After a dalliance with future-Oscar-winner Peggy Ashcroft’s oppressed crofter’s wife, Hannay manages to find his way to the man he’s been seeking—only to discover that this man was not an ally, but instead the villain the spy had warned him about.
What follows is a continued chase, now from both the police and the ring of spies we will learn is called the 39 Steps. Hannay is betrayed by Pamela, a woman he can’t seem to convince he isn’t a murderer, and the two end up chained together, Hannay dragging her (literally) over hill and dale and finally into a small inn where they pose as awkward newlyweds. (It’s hard to imagine American censors allowing an unmarried man and woman to lie in bed together, with handcuffs!) It doesn’t take Pamela long to discover that Hannay’s unbelievable story is actually true, and the two of them set forth to…well, it doesn’t really matter. Such is the nature of the MacGuffin.
By 1935, when The 39 Steps premiered, Alfred Hitchcock had worked his way up in the brand-new British film industry, from designing title cards to co-writing silent features to being described as the “fat youth” who headed the props department. His first films had gained recognition within Britain, but it wasn’t until The Man Who Knew Too Much that American audiences, up to their elbows in their own talent, began to notice the auteur director from across the pond who would go on to pioneer an entire genre of cinema.
Hitchcock had read the novel The Thirty-Nine Steps as a child, as well as the other books in John Buchan’s series about a Canadian who becomes embroiled in the world of international espionage, and decided that he wanted to adapt the book for his next film project. (Ian Fleming had also read John Buchan’s novels as a child, and cited Richard Hannay as one of his inspirations for the character of James Bond.)
Gaumont-British, the studio for which Hitchcock had directed The Man Who Knew Too Much, spent triple what that movie had cost in order to make a real swing for international recognition. Much of that money went to leads Robert Donat and Madeleine Carroll, who had both already achieved success in American movies. Upon its release, The 39 Steps was a great success in both England and the U.S., and Hitchcock was praised in the New York Times as “a master of shock and suspense, of cold horror and slyly incongruous wit.” Following the success of The 39 Steps, Madeleine Carroll was offered a contract by Paramount, the first English starlet ever to have received an offer from a major Hollywood studio. Robert Donat’s performance garnered offers to star in Hitchcock’s next two films, and similar offers from MGM, Sam Goldwyn, and David O. Selznick. (He did a René Clair comedy instead.)
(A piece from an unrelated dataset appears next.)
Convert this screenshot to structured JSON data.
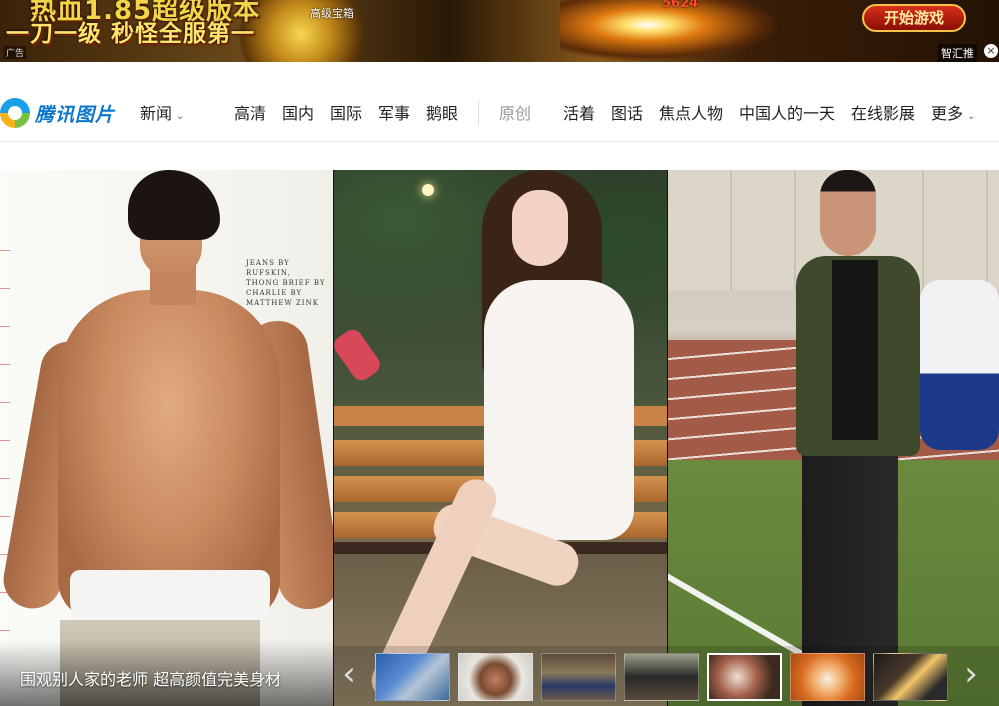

Alfred Hitchcock would go on to direct dozens more movies that influenced cinema history and embedded themselves in the popular consciousness. (Where would movies be without the screechy violins from Psycho (1960), or the carnival murder scene in Strangers on a Train (1951), or those ominous telephone-wire grackles in The Birds (1963)?) But The 39 Steps is not merely an early work by a director who became a genius; it is a confident, ingenious, and thrilling movie in its own right, deserving of a place in the pantheon of Hitchcock’s best films. Think of the best moments of The 39 Steps: the impromptu election speech for Mr. McCrocodile; the kiss in the railway car; the discovery of the location of the state secrets—those are moments that have stood the test of time, and mark the film as a truly enduring classic.